Kenya Seeks Private Investment in Geothermal Plant. State-owned electricity producer Kenya Electricity Generating Co. (KenGen), which supplies about 75% of Kenya’s power generation, in November said it wants to form a venture with an external investor to move a geothermal project forward, with the venture “responsible for the development, design, financing, construction, operation and maintenance of the project.” KenGen wants the investor to take a majority 75% stake in the project. The company said in a statement, “KenGen has drilled and tested all production wells required for the project and will be responsible for the operation, maintenance, and management of steam supply to the project. KenGen will be a shareholder in the SPV [special purpose vehicle] with a shareholding of 25 percent.” The 140-MW plant is sited in Olkaria, Naivasha. KenGen said it will enter into a long-term power purchase agreement with Kenya Power as off-taker.

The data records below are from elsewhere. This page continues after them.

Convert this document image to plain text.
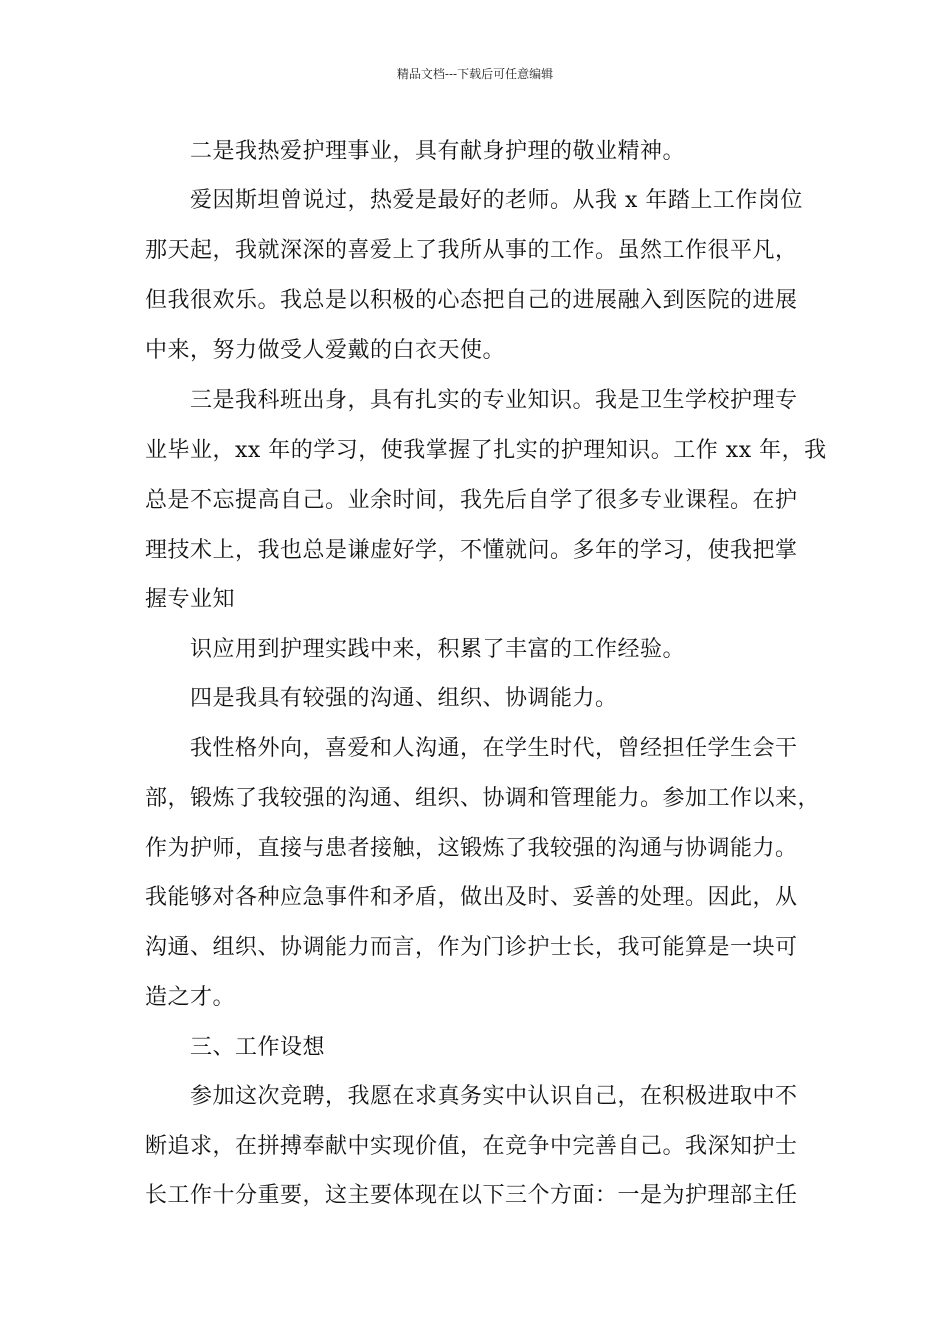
精品文档---下载后可任意编辑
二是我热爱护理事业，具有献身护理的敬业精神。
爱因斯坦曾说过，热爱是最好的老师。从我 x 年踏上工作岗位
那天起，我就深深的喜爱上了我所从事的工作。虽然工作很平凡，
但我很欢乐。我总是以积极的心态把自己的进展融入到医院的进展
中来，努力做受人爱戴的白衣天使。
三是我科班出身，具有扎实的专业知识。我是卫生学校护理专
业毕业，xx 年的学习，使我掌握了扎实的护理知识。工作 xx 年，我
总是不忘提高自己。业余时间，我先后自学了很多专业课程。在护
理技术上，我也总是谦虚好学，不懂就问。多年的学习，使我把掌
握专业知
识应用到护理实践中来，积累了丰富的工作经验。
四是我具有较强的沟通、组织、协调能力。
我性格外向，喜爱和人沟通，在学生时代，曾经担任学生会干
部，锻炼了我较强的沟通、组织、协调和管理能力。参加工作以来，
作为护师，直接与患者接触，这锻炼了我较强的沟通与协调能力。
我能够对各种应急事件和矛盾，做出及时、妥善的处理。因此，从
沟通、组织、协调能力而言，作为门诊护士长，我可能算是一块可
造之才。
三、工作设想
参加这次竞聘，我愿在求真务实中认识自己，在积极进取中不
断追求，在拼搏奉献中实现价值，在竞争中完善自己。我深知护士
长工作十分重要，这主要体现在以下三个方面：一是为护理部主任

The Olkaria site already is home to a major Kenyan geothermal installation and was named a POWER Top Plant in 2015 after it completed a previous expansion (see “Olkaria Geothermal Expansion Project, Rift Valley Province, Kenya” in the December 2015 issue of POWER and online at powermag.com). For more on geothermal power in Kenya, see “Geothermal Generation Growing by Leaps and Bounds in Kenya” in the April 2018 issue of POWER.
GE Division Will Supply Turbines for China Wind Farm. GE Renewable Energy has signed an agreement with China Huaneng Group, a state-owned power generation company, to build a 715-MW wind farm in Puyang, Henan Province. The groups signed the deal at the China International Import Expo in early November. GE is expected to deliver 286 of its 2.5-132 wind turbines, along with 130-meter-high steel towers, to the project, which is expected to commence by July 2020. GE said it’s the largest order the company has secured in the Asian region. The company also said it’s the single-largest onshore wind contract that has been awarded to any non-Chinese wind turbine manufacturer. China Huaneng will develop the wind farm.
MHI Vestas Turbines Chosen for Offshore Project. MHI Vestas has been selected by Hibiki Wind Energy to supply model V174-9.5 MW turbines to the 220-MW Hibiki-nada offshore wind farm off Japan. MHI Vestas confirmed the order. Hibiki Wind Energy won a tender run by the government of Kitakyushu City in 2017 to develop the project. The developer is a consortium of Kyuden Mirai Energy (30%), J-Power (40%), Hokutaku (10%), Saibu Gas (10%), and Kyudenko (10%). Construction is planned to start in 2022. ■
—Darrell Proctor is a POWER associate editor.